A standard was required; hence the arbitrary figure of 100 was selected. This produced 7.7% (n = 102) of patients who reported the best possible score from surgery. This itself is of significance when related to the patient's consent process. Only one patient in thirteen will express no complaints whatsoever at the three-year follow-up. As improvement in patient satisfaction is rare beyond eighteen months [1] any grievances are liable to remain.

It was the younger patients and those less disabled from their arthritis who excelled in this study. This is invaluable information to use during the consent process. At three years follow-up patients can expect the best possible result from their hip arthroplasty when they are relatively young and were less disabled from their arthritis. This would imply surgery earlier in the disease may give better early results. What is not clear however is the long term results of hip arthropasty at a young age. Hilmarsson et al [18] demonstrated in the Swedish hip registry 10-year survivorship of only 64-67% for hip replacements in patients under 55 years. Callaghan [19] saw a 29% revision rate at 20-25 years after THR when less than 50 years old. This would imply that although young patients may get an excellent early result the overall lifespan of the replacement is likely to be less. The increased levels of activity and the subsequent wear seen in the younger age group may explain this. In total knee replacements however the converse is true. In a prospective study of 622 knees Brenkel and Elson [20] demonstrated a young age as an independent predictor of pain from a knee replacement at five years. The authors speculated this could have been due to the development of a pain syndrome secondary to multiple previous operations. This is an entity not normally seen in hip arthroplasty surgery.

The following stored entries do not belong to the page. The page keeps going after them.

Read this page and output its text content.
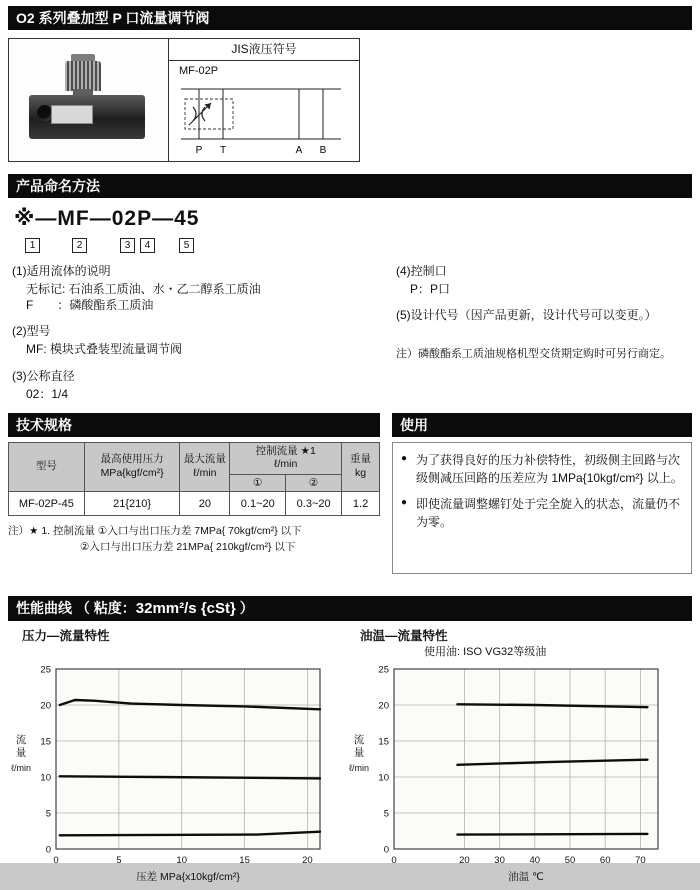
O2 系列叠加型 P 口流量调节阀
JIS液压符号
MF-02P
P T	A B
产品命名方法
※—MF—02P—45
1	2	3	4	5
(1)适用流体的说明
无标记: 石油系工质油、水・乙二醇系工质油
F　　：磷酸酯系工质油
(2)型号
MF: 模块式叠装型流量调节阀
(3)公称直径
02：1/4
(4)控制口
P：P口
(5)设计代号（因产品更新，设计代号可以变更。）
注）磷酸酯系工质油规格机型交货期定购时可另行商定。
技术规格	使用
型号	最高使用压力
MPa{kgf/cm²}	最大流量
ℓ/min	控制流量 ★1
ℓ/min		重量
kg

			①	②	
MF-02P-45	21{210}	20	0.1~20	0.3~20	1.2
注）★ 1. 控制流量 ①入口与出口压力差 7MPa{ 70kgf/cm²} 以下
②入口与出口压力差 21MPa{ 210kgf/cm²} 以下
● 为了获得良好的压力补偿特性，初级侧主回路与次级侧减压回路的压差应为 1MPa{10kgf/cm²} 以上。
● 即使流量调整螺钉处于完全旋入的状态，流量仍不为零。
性能曲线 （ 粘度：32mm²/s {cSt} ）
压力—流量特性
0	5	10	15	20
0
5
10
15
20
25
压差 MPa{x10kgf/cm²}
流
量
ℓ/min
油温—流量特性
使用油: ISO VG32等级油
0	20	30	40	50	60	70
0
5
10
15
20
25
油温 ℃
流
量
ℓ/min
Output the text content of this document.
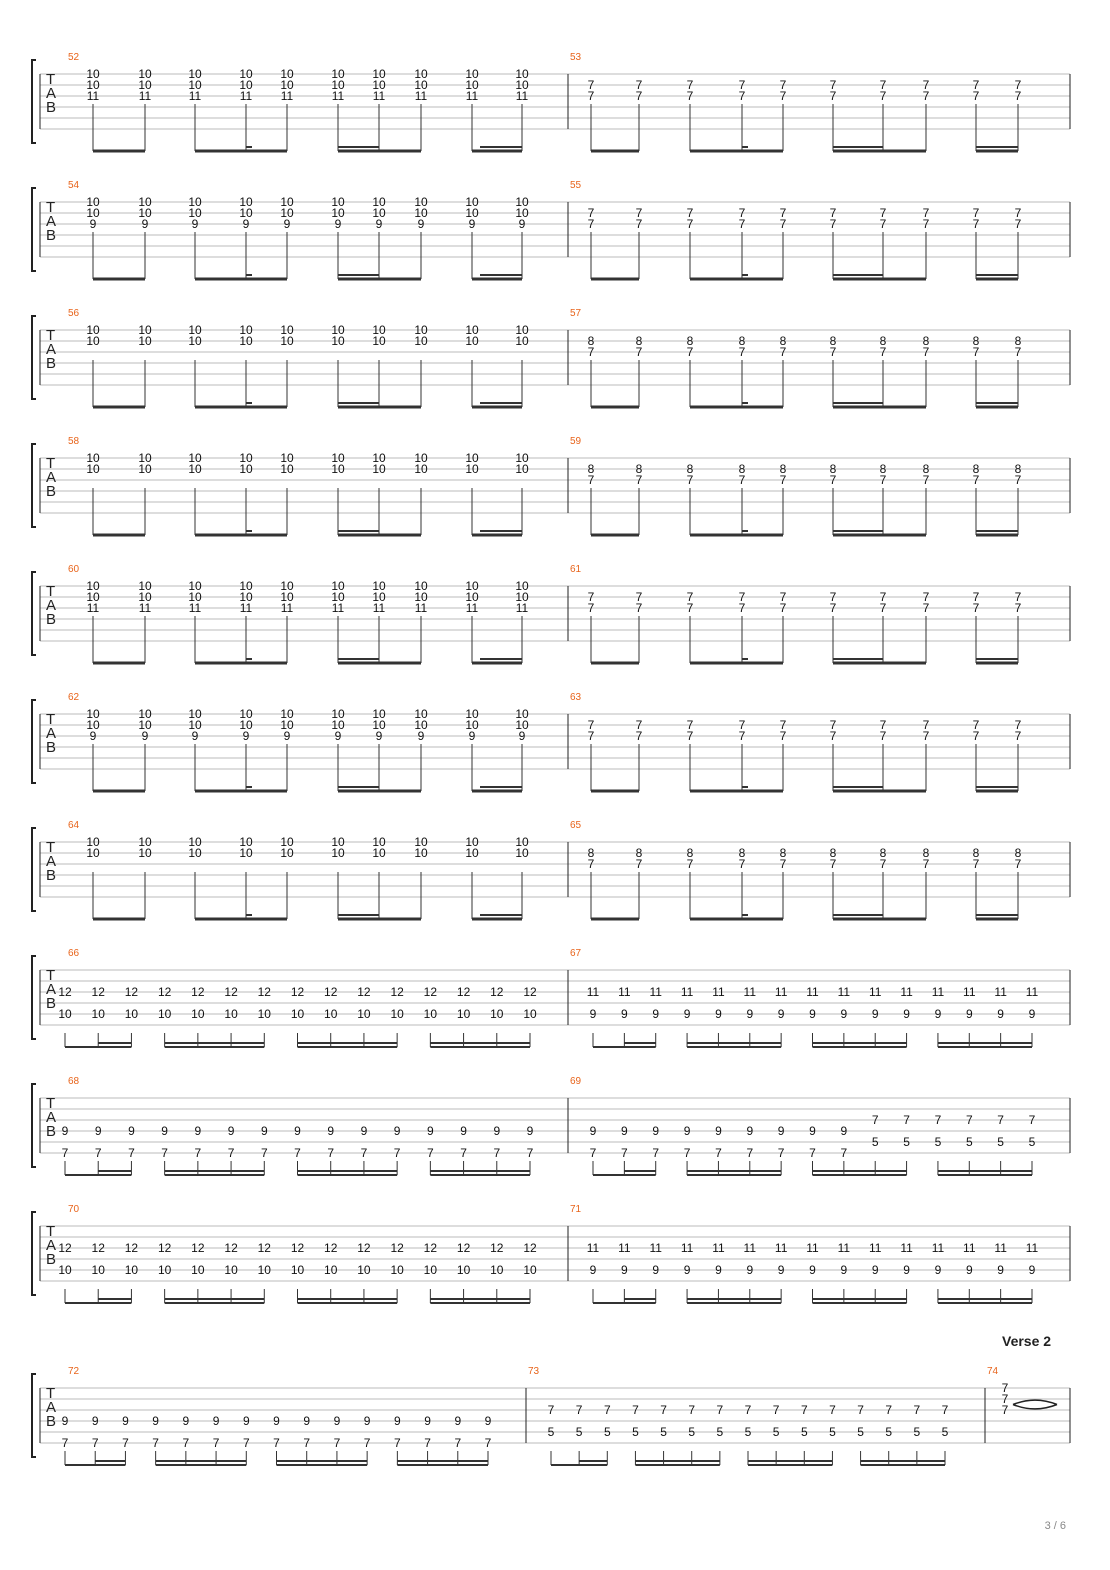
T
A
B
52
10
10
11
10
10
11
10
10
11
10
10
11
10
10
11
10
10
11
10
10
11
10
10
11
10
10
11
10
10
11
53
7
7
7
7
7
7
7
7
7
7
7
7
7
7
7
7
7
7
7
7
T
A
B
54
10
10
9
10
10
9
10
10
9
10
10
9
10
10
9
10
10
9
10
10
9
10
10
9
10
10
9
10
10
9
55
7
7
7
7
7
7
7
7
7
7
7
7
7
7
7
7
7
7
7
7
T
A
B
56
10
10
10
10
10
10
10
10
10
10
10
10
10
10
10
10
10
10
10
10
57
8
7
8
7
8
7
8
7
8
7
8
7
8
7
8
7
8
7
8
7
T
A
B
58
10
10
10
10
10
10
10
10
10
10
10
10
10
10
10
10
10
10
10
10
59
8
7
8
7
8
7
8
7
8
7
8
7
8
7
8
7
8
7
8
7
T
A
B
60
10
10
11
10
10
11
10
10
11
10
10
11
10
10
11
10
10
11
10
10
11
10
10
11
10
10
11
10
10
11
61
7
7
7
7
7
7
7
7
7
7
7
7
7
7
7
7
7
7
7
7
T
A
B
62
10
10
9
10
10
9
10
10
9
10
10
9
10
10
9
10
10
9
10
10
9
10
10
9
10
10
9
10
10
9
63
7
7
7
7
7
7
7
7
7
7
7
7
7
7
7
7
7
7
7
7
T
A
B
64
10
10
10
10
10
10
10
10
10
10
10
10
10
10
10
10
10
10
10
10
65
8
7
8
7
8
7
8
7
8
7
8
7
8
7
8
7
8
7
8
7
T
A
B
66
12
10
12
10
12
10
12
10
12
10
12
10
12
10
12
10
12
10
12
10
12
10
12
10
12
10
12
10
12
10
67
11
9
11
9
11
9
11
9
11
9
11
9
11
9
11
9
11
9
11
9
11
9
11
9
11
9
11
9
11
9
T
A
B
68
9
7
9
7
9
7
9
7
9
7
9
7
9
7
9
7
9
7
9
7
9
7
9
7
9
7
9
7
9
7
69
9
7
9
7
9
7
9
7
9
7
9
7
9
7
9
7
9
7
7
5
7
5
7
5
7
5
7
5
7
5
T
A
B
70
12
10
12
10
12
10
12
10
12
10
12
10
12
10
12
10
12
10
12
10
12
10
12
10
12
10
12
10
12
10
71
11
9
11
9
11
9
11
9
11
9
11
9
11
9
11
9
11
9
11
9
11
9
11
9
11
9
11
9
11
9
T
A
B
72
9
7
9
7
9
7
9
7
9
7
9
7
9
7
9
7
9
7
9
7
9
7
9
7
9
7
9
7
9
7
73
7
5
7
5
7
5
7
5
7
5
7
5
7
5
7
5
7
5
7
5
7
5
7
5
7
5
7
5
7
5
74
7
7
7
Verse 2
3 / 6
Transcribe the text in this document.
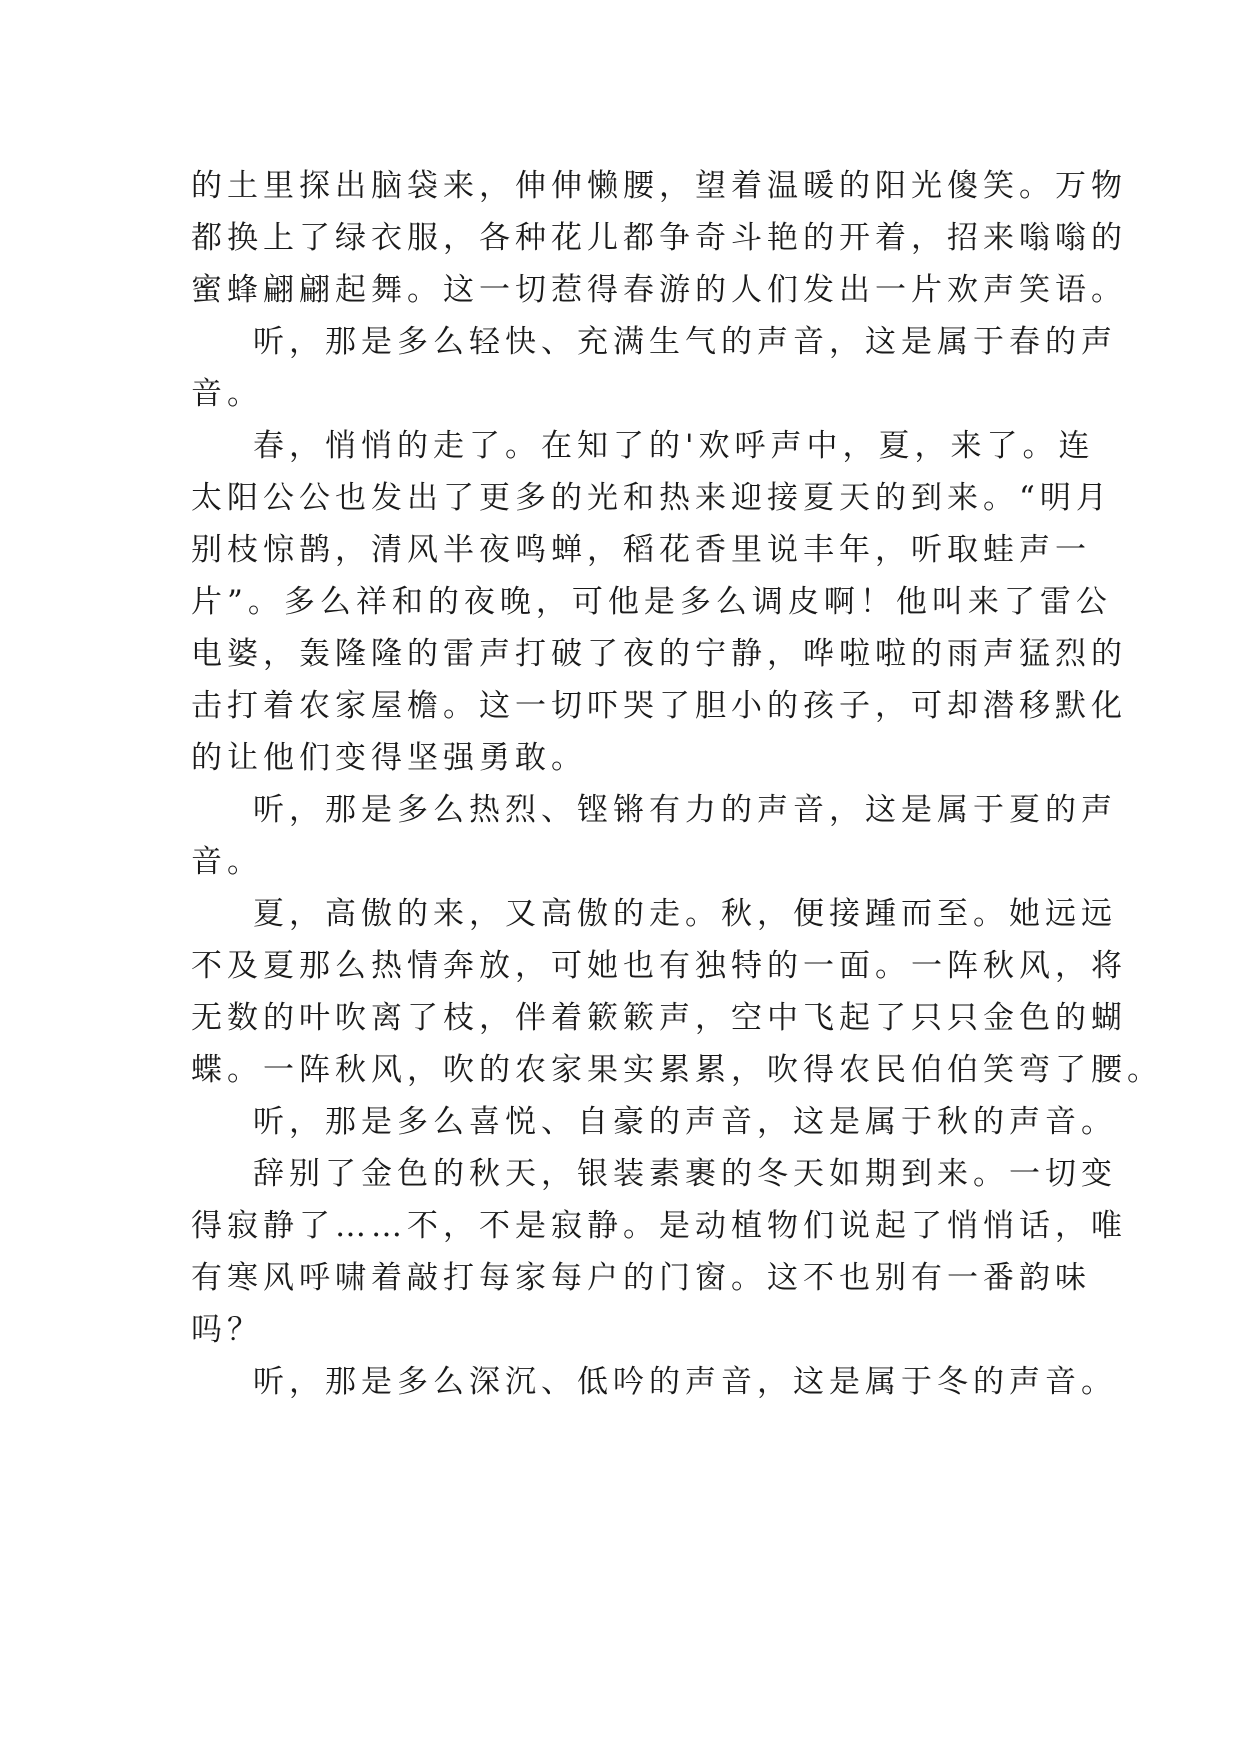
的土里探出脑袋来，伸伸懒腰，望着温暖的阳光傻笑。万物
都换上了绿衣服，各种花儿都争奇斗艳的开着，招来嗡嗡的
蜜蜂翩翩起舞。这一切惹得春游的人们发出一片欢声笑语。
听，那是多么轻快、充满生气的声音，这是属于春的声
音。
春，悄悄的走了。在知了的'欢呼声中，夏，来了。连
太阳公公也发出了更多的光和热来迎接夏天的到来。“明月
别枝惊鹊，清风半夜鸣蝉，稻花香里说丰年，听取蛙声一
片”。多么祥和的夜晚，可他是多么调皮啊！他叫来了雷公
电婆，轰隆隆的雷声打破了夜的宁静，哗啦啦的雨声猛烈的
击打着农家屋檐。这一切吓哭了胆小的孩子，可却潜移默化
的让他们变得坚强勇敢。
听，那是多么热烈、铿锵有力的声音，这是属于夏的声
音。
夏，高傲的来，又高傲的走。秋，便接踵而至。她远远
不及夏那么热情奔放，可她也有独特的一面。一阵秋风，将
无数的叶吹离了枝，伴着簌簌声，空中飞起了只只金色的蝴
蝶。一阵秋风，吹的农家果实累累，吹得农民伯伯笑弯了腰。
听，那是多么喜悦、自豪的声音，这是属于秋的声音。
辞别了金色的秋天，银装素裹的冬天如期到来。一切变
得寂静了……不，不是寂静。是动植物们说起了悄悄话，唯
有寒风呼啸着敲打每家每户的门窗。这不也别有一番韵味
吗？
听，那是多么深沉、低吟的声音，这是属于冬的声音。
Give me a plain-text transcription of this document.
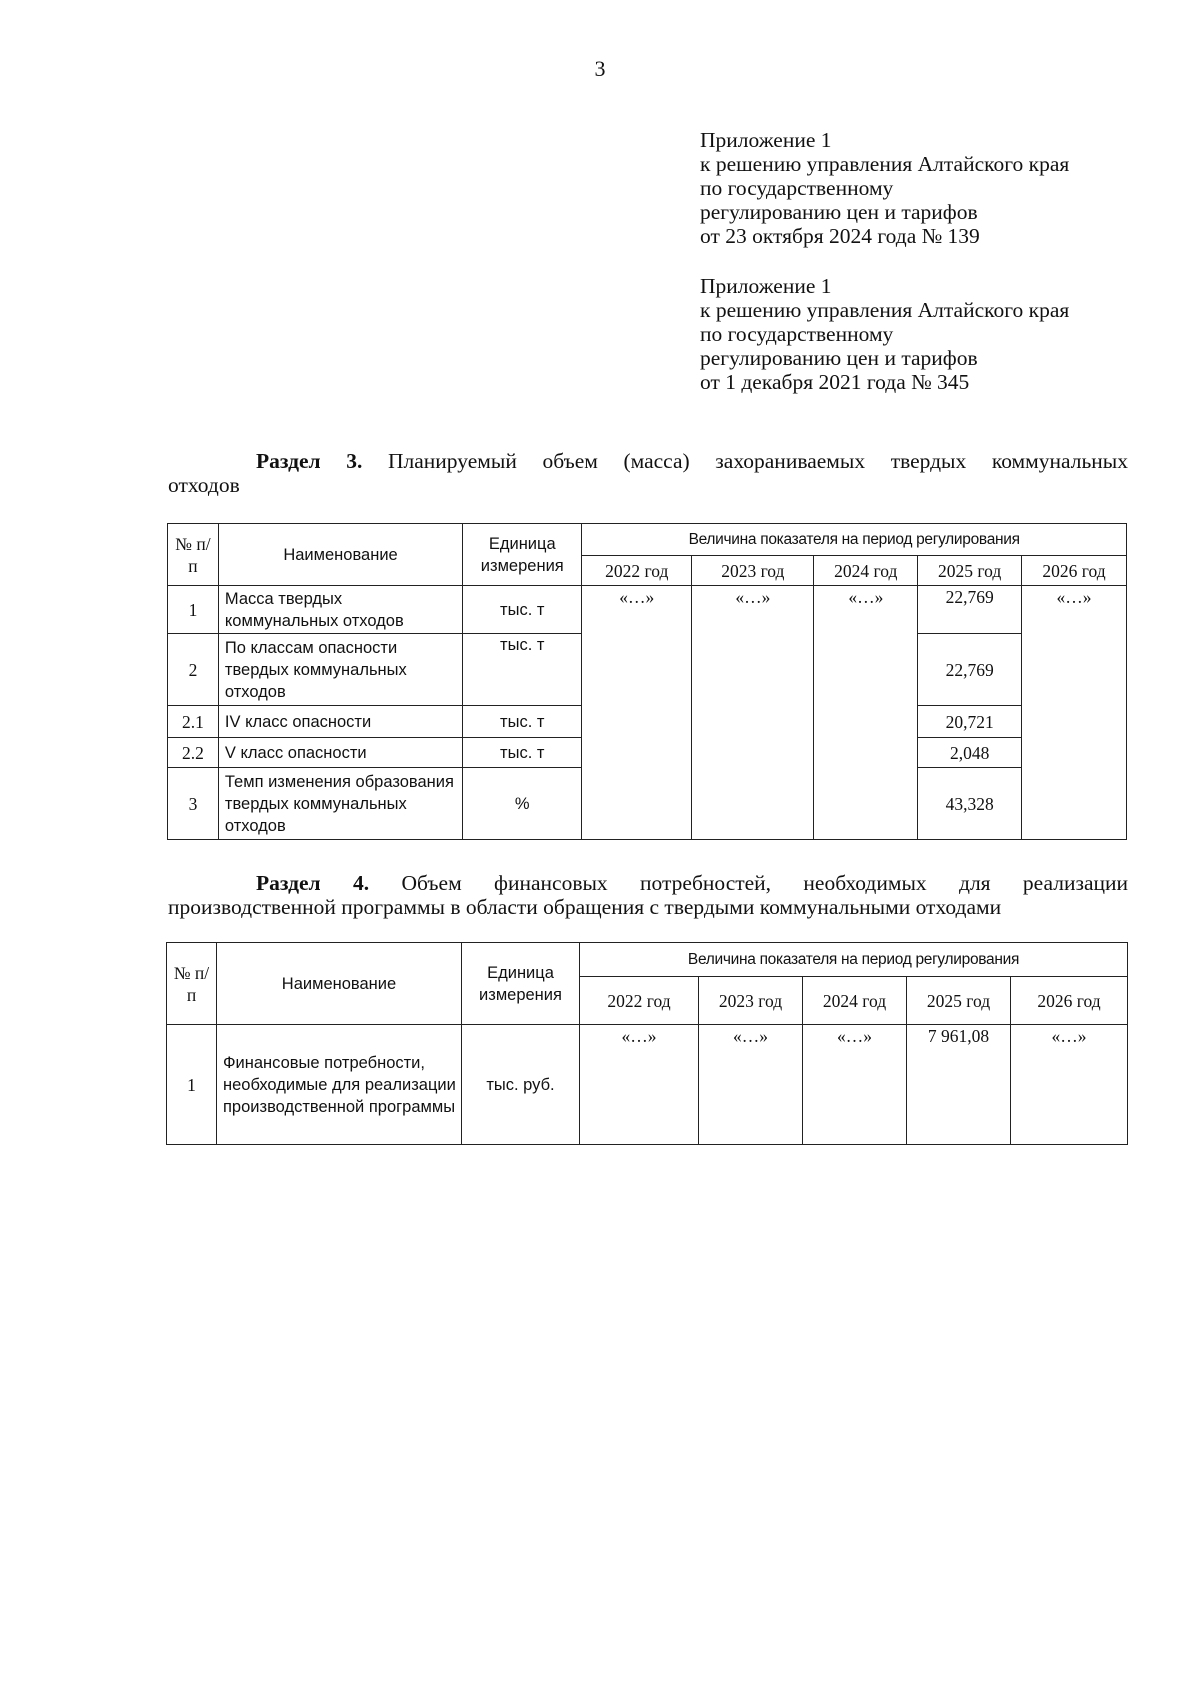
3
Приложение 1
к решению управления Алтайского края
по государственному
регулированию цен и тарифов
от 23 октября 2024 года № 139
Приложение 1
к решению управления Алтайского края
по государственному
регулированию цен и тарифов
от 1 декабря 2021 года № 345
Раздел 3. Планируемый объем (масса) захораниваемых твердых коммунальных
отходов
№ п/п	Наименование	Единица измерения	Величина показателя на период регулирования				
			2022 год	2023 год	2024 год	2025 год	2026 год
1	Масса твердых коммунальных отходов	тыс. т	«…»	«…»	«…»	22,769	«…»
2	По классам опасности твердых коммунальных отходов	тыс. т				22,769	
2.1	IV класс опасности	тыс. т				20,721	
2.2	V класс опасности	тыс. т				2,048	
3	Темп изменения образования твердых коммунальных отходов	%				43,328	
Раздел 4. Объем финансовых потребностей, необходимых для реализации
производственной программы в области обращения с твердыми коммунальными отходами
№ п/ п	Наименование	Единица измерения	Величина показателя на период регулирования				
			2022 год	2023 год	2024 год	2025 год	2026 год
1	Финансовые потребности, необходимые для реализации производственной программы	тыс. руб.	«…»	«…»	«…»	7 961,08	«…»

The overall improvement for hip replacements in the young may not be as great. In a health-status questionnaire MacWilliam et al [21] demonstrated for each 10-point increase in the preoperative score patients could expect at least a 6-point decrease in postoperative improvement.

In summary, when making a decision about the timing of hip arthroplasty surgery it is important to consider the age and pre operative function of the patient. These are strong predictive factors in achieving an early excellent result at three years. Whether these patients continue to excel however is not known and will be the foundations of future research.